Le scuole private non potranno assumere docenti mediante un co.co.pro.

Secondo la recentissima sentenza della Corte di Cassazione n. 37379, depositata il 13 settembre 2013, deve ritenersi illecita l’assunzione di personale docente, all’interno di un Istituto scolastico privato, mediante un contratto a progetto.

 

Tale prospettazione costituisce, per il caso di specie, una violazione dell’articolo 1 comma 4 della legge 62/2000 regolatrice della parità scolastica e sul diritto di studio e di istruzione.

La Suprema Corte, nella decisione de quo, ha riconosciuto come “schiaccianti” le prove fornite dalle relazioni presentate dall’Ispettorato del lavoro, sulle quali il Tribunale di Teramo aveva di fatto condannato il Sig. X, in qualità di legale rappresentante dell’Istituto scolastico Z, al risarcimento dei danni pari ad € 25.000 per la violazione dell’articolo 1 della suindicata legge.

Infatti, dalla relazione ivi depositata dall’Ispettorato del lavoro di Teramo, era emerso chiaramente che il legale rappresentante dell’Istituto scolastico si era avvalso della collaborazione di diverse società cooperative le quali, in qualità di somministratrici di lavoro, proponevano la sottoscrizione ai propri “membri” di un contratto di collaborazione a progetto, per poi essere successivamente “assunte” dall’Istituto scolastico di cui sopra.

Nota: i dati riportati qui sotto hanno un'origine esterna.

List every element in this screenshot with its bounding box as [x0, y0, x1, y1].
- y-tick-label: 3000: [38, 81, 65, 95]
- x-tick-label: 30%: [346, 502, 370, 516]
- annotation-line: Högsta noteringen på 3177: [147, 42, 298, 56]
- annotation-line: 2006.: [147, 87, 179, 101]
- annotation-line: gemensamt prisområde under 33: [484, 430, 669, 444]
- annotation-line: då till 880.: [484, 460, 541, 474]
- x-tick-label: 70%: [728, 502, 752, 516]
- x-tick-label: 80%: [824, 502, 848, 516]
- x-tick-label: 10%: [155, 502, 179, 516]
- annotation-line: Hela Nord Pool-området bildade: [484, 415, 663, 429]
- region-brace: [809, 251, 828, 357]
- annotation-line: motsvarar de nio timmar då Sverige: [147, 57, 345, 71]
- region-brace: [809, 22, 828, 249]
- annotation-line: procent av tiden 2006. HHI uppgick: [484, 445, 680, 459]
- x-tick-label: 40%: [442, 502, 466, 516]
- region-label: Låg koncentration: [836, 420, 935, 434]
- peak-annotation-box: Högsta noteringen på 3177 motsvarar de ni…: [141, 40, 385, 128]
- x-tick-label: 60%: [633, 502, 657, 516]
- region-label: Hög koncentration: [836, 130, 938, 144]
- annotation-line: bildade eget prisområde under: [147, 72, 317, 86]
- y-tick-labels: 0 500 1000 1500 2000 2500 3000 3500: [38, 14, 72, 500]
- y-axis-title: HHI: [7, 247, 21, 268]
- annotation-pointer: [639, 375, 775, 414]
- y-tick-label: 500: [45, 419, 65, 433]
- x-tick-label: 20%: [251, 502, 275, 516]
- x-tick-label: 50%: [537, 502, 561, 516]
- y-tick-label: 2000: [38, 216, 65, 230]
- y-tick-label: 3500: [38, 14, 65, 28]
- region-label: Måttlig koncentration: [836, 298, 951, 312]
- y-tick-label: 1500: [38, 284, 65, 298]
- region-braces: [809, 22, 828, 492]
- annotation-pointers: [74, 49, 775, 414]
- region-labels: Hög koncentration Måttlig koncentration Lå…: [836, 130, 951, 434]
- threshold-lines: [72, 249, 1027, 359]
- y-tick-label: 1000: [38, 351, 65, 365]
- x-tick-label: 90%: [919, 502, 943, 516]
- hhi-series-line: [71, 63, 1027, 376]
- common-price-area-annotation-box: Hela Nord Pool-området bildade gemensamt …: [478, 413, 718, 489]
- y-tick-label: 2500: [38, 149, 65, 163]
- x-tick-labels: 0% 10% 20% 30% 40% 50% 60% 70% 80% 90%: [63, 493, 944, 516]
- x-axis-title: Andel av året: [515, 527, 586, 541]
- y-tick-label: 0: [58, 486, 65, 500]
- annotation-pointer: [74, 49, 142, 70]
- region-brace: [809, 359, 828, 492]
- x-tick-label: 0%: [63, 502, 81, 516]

Così facendo, l’Istituto Z poteva assumere le docenti attraverso la cooperativa e, contemporaneamente, poteva avvalersi del contratto di lavoro a progetto da queste sottoscritto con la cooperativa, godendo di costi ed oneri decisamente minori rispetto ad una contrattazione individuale.

In realtà, dalle risultanze emerse nella relazione suindicata, era emerso che i docenti ricevevano dei veri e propri incarichi di lavoro dall’Istituto scolastico, con annessa retribuzione da quest’ultimo, il quale, in conseguenza di ciò, eludeva l’obbligo di stipulare contratti individuali di lavoro a tempo indeterminato, previsto dall’articolo 1 comma 4 lettera h della legge 62 del 2000.

Sulla base di tali motivazioni, la Cassazione ha quindi riconosciuto la sussistenza della violazione della suindicata disposizione legislativa, rinviando al Tribunale di Teramo per i provvedimenti del caso.